A Agência Nacional de Saúde Suplementar (ANS) aprovou a incorporação e atualização de Diretrizes de Utilização (DUTs) no Rol de Procedimentos e Eventos em Saúde, ampliando a cobertura obrigatória de medicamentos para doenças oncológicas, ósseas, inflamatórias e hematológicas.
As novas coberturas entram em vigor entre janeiro e maio de 2026 e seguem a Lei 14.307/2022, que determina que tecnologias recomendadas pela Conitec para o SUS sejam incorporadas ao Rol da saúde suplementar.
Novas coberturas em oncologia
A atualização inclui terapias direcionadas a diferentes tipos de câncer, com foco em tratamentos mais personalizados.
Câncer de mama precoce
O abemaciclibe passa a ter cobertura obrigatória como tratamento adjuvante para adultos com câncer de mama inicial de alto risco de recorrência, receptor hormonal positivo (RH+), HER2 negativo e linfonodo positivo.
Mielofibrose
O momelotinibe foi incorporado para tratamento de mielofibrose primária, pós-policitemia vera ou pós-trombocitemia essencial em adultos com anemia e risco intermediário ou alto.

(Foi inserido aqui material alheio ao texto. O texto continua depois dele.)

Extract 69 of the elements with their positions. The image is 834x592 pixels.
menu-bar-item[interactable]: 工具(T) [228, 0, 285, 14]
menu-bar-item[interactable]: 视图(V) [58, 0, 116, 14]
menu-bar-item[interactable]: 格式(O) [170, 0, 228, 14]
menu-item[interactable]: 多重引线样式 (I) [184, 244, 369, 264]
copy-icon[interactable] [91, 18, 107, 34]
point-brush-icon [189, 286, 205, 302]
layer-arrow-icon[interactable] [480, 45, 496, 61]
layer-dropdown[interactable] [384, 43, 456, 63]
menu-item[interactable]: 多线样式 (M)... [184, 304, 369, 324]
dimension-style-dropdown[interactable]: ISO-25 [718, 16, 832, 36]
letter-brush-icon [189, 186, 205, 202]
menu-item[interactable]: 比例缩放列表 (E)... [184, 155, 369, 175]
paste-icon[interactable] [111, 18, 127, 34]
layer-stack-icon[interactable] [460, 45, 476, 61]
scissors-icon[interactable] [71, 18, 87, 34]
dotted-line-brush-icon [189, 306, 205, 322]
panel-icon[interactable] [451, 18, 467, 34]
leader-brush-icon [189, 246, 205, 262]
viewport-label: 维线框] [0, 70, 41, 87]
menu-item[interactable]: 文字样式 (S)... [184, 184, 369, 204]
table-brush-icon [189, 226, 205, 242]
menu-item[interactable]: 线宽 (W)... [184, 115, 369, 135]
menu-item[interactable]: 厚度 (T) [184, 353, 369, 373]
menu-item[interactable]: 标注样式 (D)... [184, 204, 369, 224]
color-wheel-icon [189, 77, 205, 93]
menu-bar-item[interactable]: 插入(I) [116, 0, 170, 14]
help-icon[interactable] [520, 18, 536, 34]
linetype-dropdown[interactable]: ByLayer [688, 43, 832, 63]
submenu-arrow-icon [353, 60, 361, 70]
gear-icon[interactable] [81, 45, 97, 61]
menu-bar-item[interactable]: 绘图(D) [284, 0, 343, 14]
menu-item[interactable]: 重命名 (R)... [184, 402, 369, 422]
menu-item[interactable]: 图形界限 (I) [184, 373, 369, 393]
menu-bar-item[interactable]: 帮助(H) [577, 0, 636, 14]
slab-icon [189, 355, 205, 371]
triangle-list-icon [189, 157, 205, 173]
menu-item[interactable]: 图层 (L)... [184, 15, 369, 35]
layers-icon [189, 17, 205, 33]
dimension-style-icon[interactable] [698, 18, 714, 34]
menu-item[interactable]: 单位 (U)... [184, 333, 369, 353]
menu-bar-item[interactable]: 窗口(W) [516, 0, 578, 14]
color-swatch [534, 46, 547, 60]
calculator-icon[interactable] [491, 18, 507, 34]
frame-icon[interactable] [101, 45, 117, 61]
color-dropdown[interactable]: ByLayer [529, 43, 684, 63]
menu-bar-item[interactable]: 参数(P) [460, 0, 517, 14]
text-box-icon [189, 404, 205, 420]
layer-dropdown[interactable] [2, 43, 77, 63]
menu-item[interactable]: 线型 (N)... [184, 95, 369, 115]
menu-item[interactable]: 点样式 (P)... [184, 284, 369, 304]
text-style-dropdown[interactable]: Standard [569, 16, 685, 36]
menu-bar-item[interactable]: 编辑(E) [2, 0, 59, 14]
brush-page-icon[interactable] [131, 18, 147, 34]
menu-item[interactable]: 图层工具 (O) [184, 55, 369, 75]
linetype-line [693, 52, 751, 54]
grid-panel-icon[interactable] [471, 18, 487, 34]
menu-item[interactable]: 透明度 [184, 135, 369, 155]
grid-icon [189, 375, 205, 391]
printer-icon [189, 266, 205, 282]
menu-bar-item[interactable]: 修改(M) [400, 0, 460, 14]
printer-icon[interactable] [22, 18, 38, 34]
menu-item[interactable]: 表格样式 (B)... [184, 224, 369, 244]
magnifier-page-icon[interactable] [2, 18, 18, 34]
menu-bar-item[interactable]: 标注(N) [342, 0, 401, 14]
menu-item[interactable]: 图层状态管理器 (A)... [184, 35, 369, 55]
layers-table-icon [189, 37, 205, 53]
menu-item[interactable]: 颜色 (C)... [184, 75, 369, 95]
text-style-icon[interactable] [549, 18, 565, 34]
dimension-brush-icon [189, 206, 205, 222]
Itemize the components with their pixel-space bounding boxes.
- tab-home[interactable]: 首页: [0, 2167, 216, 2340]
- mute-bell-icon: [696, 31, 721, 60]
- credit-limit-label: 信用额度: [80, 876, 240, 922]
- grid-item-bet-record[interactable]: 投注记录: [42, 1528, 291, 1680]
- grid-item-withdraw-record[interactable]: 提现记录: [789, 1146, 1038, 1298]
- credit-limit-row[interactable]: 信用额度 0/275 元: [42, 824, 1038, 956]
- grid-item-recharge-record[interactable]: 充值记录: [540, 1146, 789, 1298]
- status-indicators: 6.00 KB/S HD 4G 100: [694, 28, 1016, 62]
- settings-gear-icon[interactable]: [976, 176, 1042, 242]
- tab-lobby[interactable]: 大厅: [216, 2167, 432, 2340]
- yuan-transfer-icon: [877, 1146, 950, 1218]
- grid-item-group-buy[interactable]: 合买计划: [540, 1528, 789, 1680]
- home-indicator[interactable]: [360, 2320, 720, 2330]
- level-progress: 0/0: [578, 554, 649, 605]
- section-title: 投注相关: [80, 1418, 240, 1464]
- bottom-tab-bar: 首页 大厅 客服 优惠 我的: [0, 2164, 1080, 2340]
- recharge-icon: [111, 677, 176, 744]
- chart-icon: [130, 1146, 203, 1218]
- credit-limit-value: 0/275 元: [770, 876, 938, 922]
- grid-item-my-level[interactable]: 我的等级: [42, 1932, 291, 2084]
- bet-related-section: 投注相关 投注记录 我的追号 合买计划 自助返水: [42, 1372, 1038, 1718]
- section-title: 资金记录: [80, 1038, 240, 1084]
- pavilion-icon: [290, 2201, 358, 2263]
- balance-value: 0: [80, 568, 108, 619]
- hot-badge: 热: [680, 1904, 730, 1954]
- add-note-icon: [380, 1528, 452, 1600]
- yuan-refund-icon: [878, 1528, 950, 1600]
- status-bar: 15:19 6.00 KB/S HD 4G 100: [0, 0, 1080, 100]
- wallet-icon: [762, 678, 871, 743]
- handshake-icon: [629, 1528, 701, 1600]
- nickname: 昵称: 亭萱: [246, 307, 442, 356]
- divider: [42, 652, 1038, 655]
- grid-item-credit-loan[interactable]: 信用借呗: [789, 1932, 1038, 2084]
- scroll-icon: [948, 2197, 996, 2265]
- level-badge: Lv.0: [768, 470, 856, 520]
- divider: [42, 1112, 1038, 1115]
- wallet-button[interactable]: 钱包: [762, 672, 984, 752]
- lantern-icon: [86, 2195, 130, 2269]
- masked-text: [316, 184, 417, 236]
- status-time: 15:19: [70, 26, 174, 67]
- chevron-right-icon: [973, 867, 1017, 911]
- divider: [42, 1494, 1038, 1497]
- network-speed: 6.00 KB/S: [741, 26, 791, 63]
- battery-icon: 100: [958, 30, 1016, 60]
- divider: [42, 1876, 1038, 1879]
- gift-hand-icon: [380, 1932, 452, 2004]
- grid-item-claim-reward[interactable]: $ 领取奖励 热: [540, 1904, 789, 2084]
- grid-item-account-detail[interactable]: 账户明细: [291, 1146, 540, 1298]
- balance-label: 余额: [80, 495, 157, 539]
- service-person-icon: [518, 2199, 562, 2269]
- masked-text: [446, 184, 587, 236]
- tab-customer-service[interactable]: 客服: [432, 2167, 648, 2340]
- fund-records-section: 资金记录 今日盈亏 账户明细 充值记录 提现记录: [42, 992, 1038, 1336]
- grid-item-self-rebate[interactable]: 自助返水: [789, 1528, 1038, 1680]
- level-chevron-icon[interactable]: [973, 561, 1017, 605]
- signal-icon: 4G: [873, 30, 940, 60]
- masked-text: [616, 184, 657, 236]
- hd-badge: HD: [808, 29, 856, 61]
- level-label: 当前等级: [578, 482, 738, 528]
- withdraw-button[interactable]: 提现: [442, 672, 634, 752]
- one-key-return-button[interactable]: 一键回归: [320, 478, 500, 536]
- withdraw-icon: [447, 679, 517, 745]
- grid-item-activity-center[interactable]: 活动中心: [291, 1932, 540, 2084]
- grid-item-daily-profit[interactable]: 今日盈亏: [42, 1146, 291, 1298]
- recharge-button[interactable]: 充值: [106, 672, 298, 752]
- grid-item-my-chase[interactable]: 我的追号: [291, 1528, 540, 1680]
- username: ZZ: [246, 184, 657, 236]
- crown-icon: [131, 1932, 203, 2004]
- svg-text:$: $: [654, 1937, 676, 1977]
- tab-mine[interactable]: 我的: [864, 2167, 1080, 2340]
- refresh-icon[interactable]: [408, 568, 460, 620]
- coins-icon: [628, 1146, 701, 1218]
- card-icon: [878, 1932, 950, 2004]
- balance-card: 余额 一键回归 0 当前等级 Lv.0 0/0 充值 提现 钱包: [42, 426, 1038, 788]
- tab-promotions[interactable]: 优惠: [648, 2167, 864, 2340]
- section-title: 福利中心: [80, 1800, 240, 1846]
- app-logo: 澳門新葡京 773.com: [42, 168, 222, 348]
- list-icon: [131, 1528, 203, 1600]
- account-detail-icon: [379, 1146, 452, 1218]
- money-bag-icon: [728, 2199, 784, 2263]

O medicamento também passa a integrar as terapias antineoplásicas orais com cobertura obrigatória.
Novo tratamento para osteoporose grave
O romosozumabe passa a ser coberto para mulheres na pós-menopausa com osteoporose grave que apresentem falha terapêutica anterior, caracterizada por fraturas durante o tratamento ou perda significativa de densidade mineral óssea.
A inclusão amplia o acesso a terapias avançadas voltadas à prevenção de fraturas e complicações associadas.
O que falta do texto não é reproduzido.